Aber die Medienwirklichkeit besteht nicht aus vielen Einzelnen, die unabhängig voneinander wirken könnten, sondern bildet ein System. Eine der äußeren Dominanten dieses Systems ist die Ökonomie. Wer Geld ausgibt für Medien(-arbeit), will damit etwas erreichen - Propaganda oder return of invest”. Medien dienen der Werbung oder als Ware. Nachrichten (und Unterhaltung, die uns hier weniger beschäftigt) sind Handelsgüter. Wer die Geschichte der Reformen von elektronischen oder Print-Medien untersucht, stellt fest: Da geht es um Marktanteile und Reichweiten, um Positionierung gegenüber der Konkurrenz. Technische Neuerungen wurden vielleicht von Tüftlern ersonnen, setzten sich aber gesellschaftlich durch, wenn Macht- und Geldinteressen sich ihrer bedienten.

Ist die Wahrheit, der Medienarbeiter verpflichtet sein sollen, mehr als eine Floskel, die andere Interessen verdecken soll? Wahrheit gibt es immer nur im Kontext. Im Kontext einer Religion ist etwas anderes Wahrheit als im Kontext einer Demokratie, in der Regierungspartei und Opposition um die Wahrheit ringen. Informationen werden zudem, das sagen und Psychologen und Neurobiologen, im Gehirn so lange verarbeitet, bis sie in den Kontext der dort schon vorhandenen inneren Wahrnehmungs-Bilder passen. Kommunikativ stimmen Menschen ihre Vorstellung von Wahrheit ab. Menschen, die ganz andere Wahrheitsbilder haben, werden als Spinner oder Kranke, als Fremde” kommunikativ ausgesondert und im Extremfall als Feinde” bekämpft.

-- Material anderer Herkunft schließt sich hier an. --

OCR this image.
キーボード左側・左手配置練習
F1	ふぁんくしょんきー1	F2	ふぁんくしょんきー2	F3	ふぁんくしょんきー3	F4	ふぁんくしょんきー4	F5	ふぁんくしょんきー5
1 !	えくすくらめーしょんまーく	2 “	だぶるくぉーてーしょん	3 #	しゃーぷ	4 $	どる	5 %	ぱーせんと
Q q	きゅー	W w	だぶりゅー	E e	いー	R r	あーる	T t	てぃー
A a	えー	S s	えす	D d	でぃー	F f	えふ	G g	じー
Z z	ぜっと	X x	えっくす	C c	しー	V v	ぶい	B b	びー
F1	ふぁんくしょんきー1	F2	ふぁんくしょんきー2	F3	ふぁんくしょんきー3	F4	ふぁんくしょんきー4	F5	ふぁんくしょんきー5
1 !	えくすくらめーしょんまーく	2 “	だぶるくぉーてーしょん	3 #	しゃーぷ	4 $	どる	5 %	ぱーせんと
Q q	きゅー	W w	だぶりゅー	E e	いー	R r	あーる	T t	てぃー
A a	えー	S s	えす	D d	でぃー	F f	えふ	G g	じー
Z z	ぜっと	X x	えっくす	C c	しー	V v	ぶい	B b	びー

Das sind Fragen an die Medien- und Kommunikationstheorie, die sich ohne Beschäftigung mit der Mediengeschichte nicht plausibel beantworten lassen. Denn wie Vorstellung von Realität” heute über Medien in den Köpfen der modernen Menschen entsteht oder „inszeniert“ wird, wird erst deutlich, wenn wir andere und frühere historischen Epochen der Mediengeschichte damit vergleichen.

Das gilt auch für die Geschichte des Verhältnisses von Medien und Politik.

Kommunikationstheorie und Medienwissenschaft beschreiben also den Horizont, in dem sich eine journalistisch handelnde Person bewegt.